Talking with Bob Bennett, KCMO’s chief innovation officer.
Kansas City, Missouri, came very, very close this year to winning a $50 million award that would have funded a set of Smart City technology upgrades. It was one of just seven communities that were selected as finalists in a national competition, but ultimately lost to Columbus, Ohio.
That hasn’t stopped Kansas City, though. It’s moving forward with a version of the project it proposed to the U.S. Department of Transportation as part of the Smart City Challenge.
According to Bob Bennett, the city’s chief innovation officer, Kansas City is waiting to hear if it will be granted federal money to fund Smart City upgrades along the Prospect Avenue corridor. A decision should be coming any day now.
The money would pay for a series of smart kiosks and other technology on Prospect’s high-speed bus route, similar to what’s in place along the downtown streetcar line.
The project also could help the city address one of its toughest problems: a lack of high-speed internet connectivity in poorer neighborhoods.
Many students on the city’s East Side are given laptop or tablet computers they can take home from school, but they still have a hard time completing homework assignments because they don’t have internet access at home.

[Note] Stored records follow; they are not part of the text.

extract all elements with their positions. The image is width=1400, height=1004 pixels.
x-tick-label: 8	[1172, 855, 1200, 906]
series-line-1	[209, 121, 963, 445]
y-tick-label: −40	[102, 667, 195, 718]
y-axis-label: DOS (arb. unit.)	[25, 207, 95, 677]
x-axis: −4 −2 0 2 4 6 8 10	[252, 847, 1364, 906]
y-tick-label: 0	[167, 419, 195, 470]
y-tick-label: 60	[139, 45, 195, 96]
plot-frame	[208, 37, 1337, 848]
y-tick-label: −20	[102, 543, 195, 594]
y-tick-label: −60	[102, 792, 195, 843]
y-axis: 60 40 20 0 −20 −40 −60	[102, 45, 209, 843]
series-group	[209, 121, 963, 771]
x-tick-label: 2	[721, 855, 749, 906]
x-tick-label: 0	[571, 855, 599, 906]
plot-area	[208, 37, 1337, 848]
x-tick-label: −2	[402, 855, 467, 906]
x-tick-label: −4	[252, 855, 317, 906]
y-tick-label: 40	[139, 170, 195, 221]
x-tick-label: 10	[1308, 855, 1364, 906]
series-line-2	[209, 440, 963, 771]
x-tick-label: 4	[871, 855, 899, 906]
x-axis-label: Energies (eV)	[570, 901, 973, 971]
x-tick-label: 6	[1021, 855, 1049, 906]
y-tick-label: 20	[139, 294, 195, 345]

If the Prospect Avenue project becomes a reality, homes within five to six blocks of the route could tap into a free Wi-Fi system. It’s similar to the free Wi-Fi offered along the downtown streetcar line. Only the signal would go farther on Prospect because there wouldn’t be as many massive buildings in the way of the signal, said Bennett, who previously was an operations executive and strategic planner for the U.S. Army.
He’s excited about Smart City technology’s potential to improve city operations. Just think about what it could mean for water systems, for example.
Right now, most communities repair their pipes on a calendar basis—“It’s been six years since we did Sixth Street, so it’s their turn this year.” But new technology could make it possible for municipalities to find where leaks and breaks are most common and use their resources where they’re needed most, Bennett said. So if Sixth Street is still in good shape, repair crews could target some other section.
Innovation Partnership Program
Bennett also oversees Kansas City’s Innovation Partnership Program (IPP). Under IPP, local startups allow city departments to try out their solutions for free for a few months. The city recently selected seven companies for a testing period that will run through February.
Those companies include Big Bang, Integrated Roadways, Pomerol Partners, Reality Technology, SORA, SpiderOak and Stratex Planning.
At a minimum, the IPP startups get the opportunity to see how their product performs for a large organization and get feedback they can use to improve. It also doesn’t hurt to have a large municipal government on your client roster.